Who pays for the global economic crisis?
The Wynne government’s political strategy to move forward with austerity is to pit public sector workers against private sector workers, blaming the former for the falling living standards of the latter. Any time public sector workers attempt to negotiate better working conditions—or, more commonly in the current climate, maintain what they already have—the government argues that greedy workers are to blame for the declining quality of public services. Nothing could be further from the truth.
Ontario has a substantial deficit not because of profligate spending or skyrocketing public sector salaries but because the 2008 financial crisis depressed government revenues while forcing the province to increase spending to prevent complete economic collapse. The government brags in Budget 2014 that it takes in the least revenue and spends the least on programs per capita out of all ten provinces. It also advertises that it has been a tough employer at the bargaining table.
The reality is that workers in both the public and private sectors are paying for the crisis capitalists—and capitalism—caused. Corporations operating in Ontario are enjoying record-low taxes due to years of federal and provincial rate cuts, as well as lucrative subsidies, while workers are being told the cupboards are bare when it comes to important public services.

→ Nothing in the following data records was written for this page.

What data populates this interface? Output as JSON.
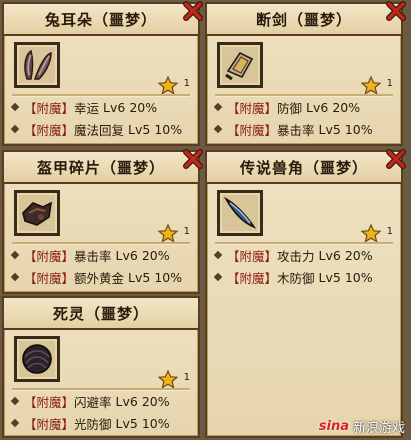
{
  "cards": [
    {
      "title": "兔耳朵（噩梦）",
      "star_count": "1",
      "stats": [
        {
          "tag": "【附魔】",
          "name": "幸运",
          "level": "Lv6",
          "value": "20%"
        },
        {
          "tag": "【附魔】",
          "name": "魔法回复",
          "level": "Lv5",
          "value": "10%"
        }
      ]
    },
    {
      "title": "断剑（噩梦）",
      "star_count": "1",
      "stats": [
        {
          "tag": "【附魔】",
          "name": "防御",
          "level": "Lv6",
          "value": "20%"
        },
        {
          "tag": "【附魔】",
          "name": "暴击率",
          "level": "Lv5",
          "value": "10%"
        }
      ]
    },
    {
      "title": "盔甲碎片（噩梦）",
      "star_count": "1",
      "stats": [
        {
          "tag": "【附魔】",
          "name": "暴击率",
          "level": "Lv6",
          "value": "20%"
        },
        {
          "tag": "【附魔】",
          "name": "额外黄金",
          "level": "Lv5",
          "value": "10%"
        }
      ]
    },
    {
      "title": "传说兽角（噩梦）",
      "star_count": "1",
      "stats": [
        {
          "tag": "【附魔】",
          "name": "攻击力",
          "level": "Lv6",
          "value": "20%"
        },
        {
          "tag": "【附魔】",
          "name": "木防御",
          "level": "Lv5",
          "value": "10%"
        }
      ]
    },
    {
      "title": "死灵（噩梦）",
      "star_count": "1",
      "stats": [
        {
          "tag": "【附魔】",
          "name": "闪避率",
          "level": "Lv6",
          "value": "20%"
        },
        {
          "tag": "【附魔】",
          "name": "光防御",
          "level": "Lv5",
          "value": "10%"
        }
      ]
    }
  ],
  "watermark": {
    "logo": "sina",
    "text": "新浪游戏"
  },
  "colors": {
    "frame": "#5a3d1e",
    "paper": "#efe2c2",
    "close_red": "#c0281c",
    "star": "#f2b21c"
  }
}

From anti-Hudak to anti-austerity
While claiming progressive credentials, the Liberals like the PCs are a party of a capitalist class that is fully committed to the neoliberal austerity project. Trade unionists are now faced with the sober reality that defeating Hudak did not defeat the austerity agenda he championed.
The task ahead is to build on the momentum the fight against Hudak has generated in the labour movement, as well as the inevitable disappointment of those still hoping the Liberals will offer a real alternative, to make the case that we need to continue to fight against austerity agenda.